2.) the flight was from a foreign port to a foreign port. The responsible crew were all foreign.
3.) only three of the passengers (one a minor) have been identified so far as US citizens. How could a US law firm be dinged for soliciting others, not so citizenshiptually gifted?
4.) the flight has effectively disappeared, but there is some slim evidence that it is in the Southern Indian Ocean. This is nowhere near (for example) Oregon, or any other US territory. Nor did the flight ever overfly same.
Now I’m guessing that Maritime Law has dealt with these kinds of obscurities for decades now (centuries?).

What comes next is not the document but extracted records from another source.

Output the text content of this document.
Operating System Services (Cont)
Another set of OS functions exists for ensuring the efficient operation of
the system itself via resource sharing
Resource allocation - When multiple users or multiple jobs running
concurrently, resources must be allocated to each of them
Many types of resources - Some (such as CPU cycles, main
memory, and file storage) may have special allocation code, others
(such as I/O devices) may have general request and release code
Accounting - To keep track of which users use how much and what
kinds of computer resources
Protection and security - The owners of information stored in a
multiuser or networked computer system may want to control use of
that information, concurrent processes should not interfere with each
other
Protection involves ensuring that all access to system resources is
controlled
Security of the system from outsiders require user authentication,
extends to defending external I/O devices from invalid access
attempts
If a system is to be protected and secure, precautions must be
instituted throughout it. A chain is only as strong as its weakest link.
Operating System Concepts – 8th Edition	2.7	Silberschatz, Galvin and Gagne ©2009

Why not Aviation Law?
But, with my limited grasp of lawyering, where does a US law firm get off sticking its nose into these murky foreign waters (so to speak) in the first place, and more to this particular point, how can they be held in some form of contempt when the evidential link to the US seems so flimsy?
BTW I personally find their actions contemptible, but, as the famous line (I think) goes, “Yes, he’s an asshole, but that does not make him a murderer.”
But, with my limited grasp of lawyering, where does a US law firm get off sticking its nose into these murky foreign waters (so to speak) in the first place, and more to this particular point, how can they be held in some form of contempt when the evidential link to the US seems so flimsy?
The judge, it seems, was very much thinking the same thing.